No. 84 – Penn State Nittany Lions
- Position: Tight end
- Class: Redshirt Senior

Personal information
- Listed height: 6 ft 6 in (1.98 m)
- Listed weight: 247 lb (112 kg)

Career information
- High school: Prairie (Cedar Rapids, Iowa)
- College: Iowa State (2022–2025); Penn State (2026–present);
- Stats at ESPN

= Gabe Burkle =

American football player

Gabe Burkle is an American college football tight end for the Penn State Nittany Lions.
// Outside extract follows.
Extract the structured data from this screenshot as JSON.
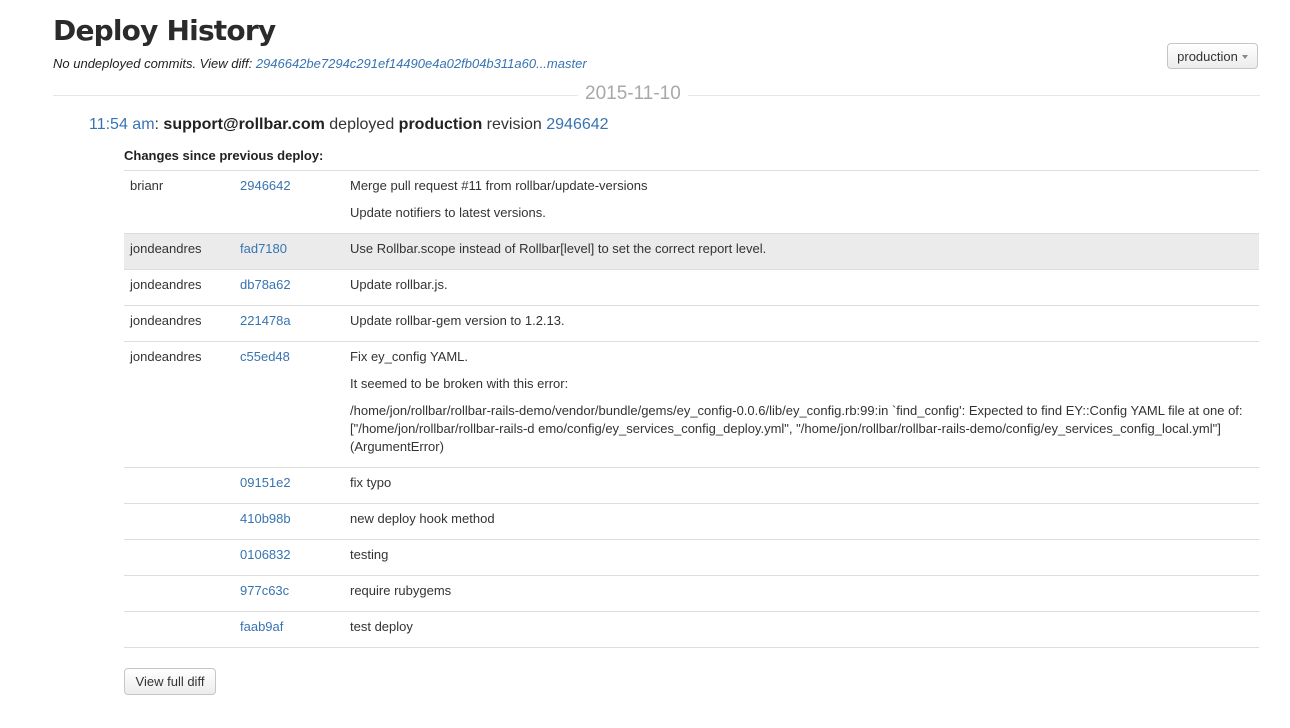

He previously played for the Iowa State Cyclones.

==Early life==
Burkle attended Prairie High School in Cedar Rapids, Iowa. As a sophomore, he notched six receptions for 126 yards. As a junior, Burkle recorded 10 catches for 155 yards and a touchdown in four games before suffering a season-ending knee injury. Coming out of high school, he was rated as a three-star recruit and committed to play college football for the Iowa State Cyclones.

==College career==
===Iowa State===
In his first two seasons in 2022 and 2023, Burkle appeared in 15 games, where he hauled in two passes for nine yards, while also utilizing a redshirt season in 2022. In week 10 of the 2024 season, he brought in four receptions for 45 yards in the Cyclones first loss of the season to Texas Tech. In week 12, Burkle notched six receptions for 73 yards in a win over Cincinnati. In the 2024 Pop-Tarts Bowl, he hauled in his first career touchdown in a 42-41 win victory over Miami. Burkle played in all 14 games in the 2024 season and recorded 26 receptions for 296 yards and a touchdown.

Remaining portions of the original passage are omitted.